A new report from the Foundation for Research on Equal Opportunity directly challenges mistaken thinking regarding innovation in health care. The index ranks health care systems in 31 nations based on quality, choice, science and technology and fiscal sustainability.
The foundation makes an important point: “These goals — sustainable costs, best-in-class therapies, personalized care — can best be achieved through innovation: innovation in the development of cures and vaccines, innovation in the delivery of health care service and innovation that leads to the economic growth that can fund health care expenditures. While universal health insurance is important, it is just as important to measure the role that innovation plays in improving health outcomes for all people.”
The index ranks countries not only by such traditional measures as affordability and health outcomes, but also the degree to which patients choose doctors and insurers, health care-related patents, access to new treatments and health digitization. The index also measures fiscal sustainability — the ability of a nation to sustain public health care spending without punitive taxes or a debt crisis.
So, where does the U.S. rank on the index and on each of the four major subcategories — quality, choice, science and technology and fiscal responsibility?
Overall, the U.S. health care system ranked fourth. In terms of quality, the U.S. came in 14th. That part of the index is based on measures of preventable disease, patient-centered care and infrastructure. On choice, the U.S. ranked first based on affordability of health insurance, freedom to choose services and access to new therapies. As for science and technology, the U.S. not only ranked best, but also did so by a wide margin. That score is based on medical advances, scientific discoveries and health digitization. In terms of fiscal responsibility, however, the U.S. came in next to last. The fiscal responsibility measure is based on national solvency, debt-to-GDP ratio, public health care spending and growth in health care spending.
The focus, scope and reasoning behind the index makes it a superior ranking of health care systems compared to most of what I’ve seen over the years. The main point is innovation matters to the delivery of health care today and to the improvement of treatments and services in the years to come.
Innovation is not driven by government funding and political controls. To the contrary, a system in which government sets prices and allocates resources smothers innovation. Innovation springs from freedom — specifically, a free enterprise system in which entrepreneurs and investors experiment, investigate, invest, take on risks and innovate in service of the consumer. That’s why a patient-centered system that features choice, competition, voluntary cooperation and incentives for entrepreneurs and investors to pursue new and improved treatments makes the most sense.

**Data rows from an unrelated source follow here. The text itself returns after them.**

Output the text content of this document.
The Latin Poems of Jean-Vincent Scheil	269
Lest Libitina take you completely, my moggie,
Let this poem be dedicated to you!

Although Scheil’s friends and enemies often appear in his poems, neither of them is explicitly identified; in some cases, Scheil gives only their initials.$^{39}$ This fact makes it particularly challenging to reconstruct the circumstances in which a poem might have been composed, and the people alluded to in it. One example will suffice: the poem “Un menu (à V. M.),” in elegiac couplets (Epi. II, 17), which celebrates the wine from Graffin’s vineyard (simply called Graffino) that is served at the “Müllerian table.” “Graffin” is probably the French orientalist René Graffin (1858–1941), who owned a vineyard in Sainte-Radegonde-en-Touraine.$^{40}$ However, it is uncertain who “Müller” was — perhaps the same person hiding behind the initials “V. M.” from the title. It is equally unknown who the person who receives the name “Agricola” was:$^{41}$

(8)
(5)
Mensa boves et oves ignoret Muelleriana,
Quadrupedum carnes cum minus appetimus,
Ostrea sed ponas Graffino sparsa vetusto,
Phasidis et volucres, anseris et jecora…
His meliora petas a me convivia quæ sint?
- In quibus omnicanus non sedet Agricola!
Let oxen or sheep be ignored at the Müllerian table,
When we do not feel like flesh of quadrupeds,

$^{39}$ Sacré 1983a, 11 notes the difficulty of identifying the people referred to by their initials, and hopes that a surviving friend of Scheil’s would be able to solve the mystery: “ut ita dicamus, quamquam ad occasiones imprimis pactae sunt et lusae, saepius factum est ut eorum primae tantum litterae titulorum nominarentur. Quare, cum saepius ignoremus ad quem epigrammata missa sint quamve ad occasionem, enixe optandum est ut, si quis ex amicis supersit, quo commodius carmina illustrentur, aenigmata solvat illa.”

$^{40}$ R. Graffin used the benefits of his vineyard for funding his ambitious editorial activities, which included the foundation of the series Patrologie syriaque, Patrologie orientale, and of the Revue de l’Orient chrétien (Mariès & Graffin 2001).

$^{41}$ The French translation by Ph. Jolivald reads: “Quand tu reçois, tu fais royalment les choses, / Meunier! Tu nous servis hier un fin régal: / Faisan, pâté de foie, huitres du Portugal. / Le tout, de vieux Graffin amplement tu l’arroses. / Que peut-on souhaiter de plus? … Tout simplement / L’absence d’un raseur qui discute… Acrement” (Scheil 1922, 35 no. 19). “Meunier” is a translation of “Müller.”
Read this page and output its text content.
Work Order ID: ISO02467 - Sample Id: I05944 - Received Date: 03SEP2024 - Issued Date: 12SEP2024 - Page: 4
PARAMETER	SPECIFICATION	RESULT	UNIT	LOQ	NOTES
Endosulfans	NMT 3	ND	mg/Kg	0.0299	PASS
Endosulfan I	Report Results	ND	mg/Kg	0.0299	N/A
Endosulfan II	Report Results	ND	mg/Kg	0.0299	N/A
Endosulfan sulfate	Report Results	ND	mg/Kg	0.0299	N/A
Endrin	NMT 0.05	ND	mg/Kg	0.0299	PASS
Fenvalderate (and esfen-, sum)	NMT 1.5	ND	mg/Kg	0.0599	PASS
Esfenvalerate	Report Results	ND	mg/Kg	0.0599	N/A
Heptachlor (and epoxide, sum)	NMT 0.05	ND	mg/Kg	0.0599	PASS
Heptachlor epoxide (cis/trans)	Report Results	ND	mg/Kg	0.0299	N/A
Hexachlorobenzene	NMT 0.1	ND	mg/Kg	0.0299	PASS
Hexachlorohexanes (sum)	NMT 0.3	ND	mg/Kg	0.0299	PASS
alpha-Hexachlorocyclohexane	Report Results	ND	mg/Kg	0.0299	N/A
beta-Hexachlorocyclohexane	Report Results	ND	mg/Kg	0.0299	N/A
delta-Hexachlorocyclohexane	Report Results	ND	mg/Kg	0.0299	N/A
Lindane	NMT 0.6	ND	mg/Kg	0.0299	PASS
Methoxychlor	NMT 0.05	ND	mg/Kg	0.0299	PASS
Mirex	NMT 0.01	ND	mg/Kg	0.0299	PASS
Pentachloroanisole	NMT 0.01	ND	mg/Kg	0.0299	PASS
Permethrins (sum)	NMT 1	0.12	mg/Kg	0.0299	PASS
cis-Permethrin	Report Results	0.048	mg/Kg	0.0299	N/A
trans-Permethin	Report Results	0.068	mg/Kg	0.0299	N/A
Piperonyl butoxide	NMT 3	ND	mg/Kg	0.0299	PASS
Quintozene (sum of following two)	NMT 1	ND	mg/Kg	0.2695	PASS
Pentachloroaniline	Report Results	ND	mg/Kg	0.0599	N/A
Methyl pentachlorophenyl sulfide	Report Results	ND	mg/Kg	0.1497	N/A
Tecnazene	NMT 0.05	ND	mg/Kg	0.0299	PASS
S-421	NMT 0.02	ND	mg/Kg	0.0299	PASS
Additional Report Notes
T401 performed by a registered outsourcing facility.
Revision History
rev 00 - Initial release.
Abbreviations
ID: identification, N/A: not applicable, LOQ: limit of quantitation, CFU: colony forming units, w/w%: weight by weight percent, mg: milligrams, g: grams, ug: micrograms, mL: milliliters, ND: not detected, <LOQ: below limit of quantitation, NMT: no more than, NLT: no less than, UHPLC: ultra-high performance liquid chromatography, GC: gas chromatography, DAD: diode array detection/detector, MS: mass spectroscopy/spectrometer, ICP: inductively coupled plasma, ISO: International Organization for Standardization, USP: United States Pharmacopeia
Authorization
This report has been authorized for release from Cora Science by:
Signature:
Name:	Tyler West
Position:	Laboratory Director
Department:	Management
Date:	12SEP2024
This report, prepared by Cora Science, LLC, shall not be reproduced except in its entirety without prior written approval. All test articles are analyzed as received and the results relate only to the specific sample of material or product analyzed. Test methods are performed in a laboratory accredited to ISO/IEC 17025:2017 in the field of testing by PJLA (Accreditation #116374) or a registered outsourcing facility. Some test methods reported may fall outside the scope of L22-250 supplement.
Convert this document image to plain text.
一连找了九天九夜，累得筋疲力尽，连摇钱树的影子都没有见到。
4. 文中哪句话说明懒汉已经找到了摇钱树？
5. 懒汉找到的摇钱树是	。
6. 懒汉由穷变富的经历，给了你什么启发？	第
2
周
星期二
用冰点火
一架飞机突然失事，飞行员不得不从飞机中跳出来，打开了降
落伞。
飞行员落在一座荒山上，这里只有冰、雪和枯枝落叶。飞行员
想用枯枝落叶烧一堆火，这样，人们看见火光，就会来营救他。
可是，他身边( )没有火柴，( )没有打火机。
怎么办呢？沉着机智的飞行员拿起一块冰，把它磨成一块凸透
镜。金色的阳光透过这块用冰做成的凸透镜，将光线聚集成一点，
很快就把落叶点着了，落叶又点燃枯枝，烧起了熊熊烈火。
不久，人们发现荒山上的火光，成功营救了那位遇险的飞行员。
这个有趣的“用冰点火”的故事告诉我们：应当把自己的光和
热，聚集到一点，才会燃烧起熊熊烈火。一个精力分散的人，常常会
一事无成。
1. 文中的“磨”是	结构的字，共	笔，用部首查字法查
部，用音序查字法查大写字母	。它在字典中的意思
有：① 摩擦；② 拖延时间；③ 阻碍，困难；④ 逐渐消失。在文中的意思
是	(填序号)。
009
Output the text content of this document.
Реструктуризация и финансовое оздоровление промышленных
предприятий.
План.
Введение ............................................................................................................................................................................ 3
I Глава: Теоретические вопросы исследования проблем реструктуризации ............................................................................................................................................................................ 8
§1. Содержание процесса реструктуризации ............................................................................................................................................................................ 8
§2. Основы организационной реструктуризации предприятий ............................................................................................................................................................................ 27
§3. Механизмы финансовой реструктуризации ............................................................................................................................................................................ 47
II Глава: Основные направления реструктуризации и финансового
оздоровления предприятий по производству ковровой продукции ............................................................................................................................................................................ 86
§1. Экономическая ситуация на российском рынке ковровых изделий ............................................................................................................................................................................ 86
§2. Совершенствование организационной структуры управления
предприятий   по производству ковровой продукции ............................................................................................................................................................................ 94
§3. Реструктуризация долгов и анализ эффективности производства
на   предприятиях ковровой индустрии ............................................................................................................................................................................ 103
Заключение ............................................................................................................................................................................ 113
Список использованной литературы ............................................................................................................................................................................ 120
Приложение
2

Imagine the dearth in innovation if creative individuals had to seek permission from the government to pursue new ideas and innovation. The results, as economics and history teach, are grim and in health care turn out to be deadly. A government-centered or controlled system would be drenched in rent seeking, special interest influences and protections. Our system has too much of that right now.
Thankfully, the U.S. still offers one of the best health care systems on the planet. That’s because innovation is encouraged through strong private property rights, a lack of price controls, a private system of health care services delivery and a central role played by consumers and private insurance.
Is there room for improvement? Always.
Does it make sense, though, to go down the path of weak intellectual property rights, price controls and single-payer government control? Never.
If we want to get serious about the goals of sustainable costs, best-in-class therapies and personalized care, the policy debate must focus on enhancing consumer sovereignty and incentivizing the entrepreneurship and private investment that drive innovation.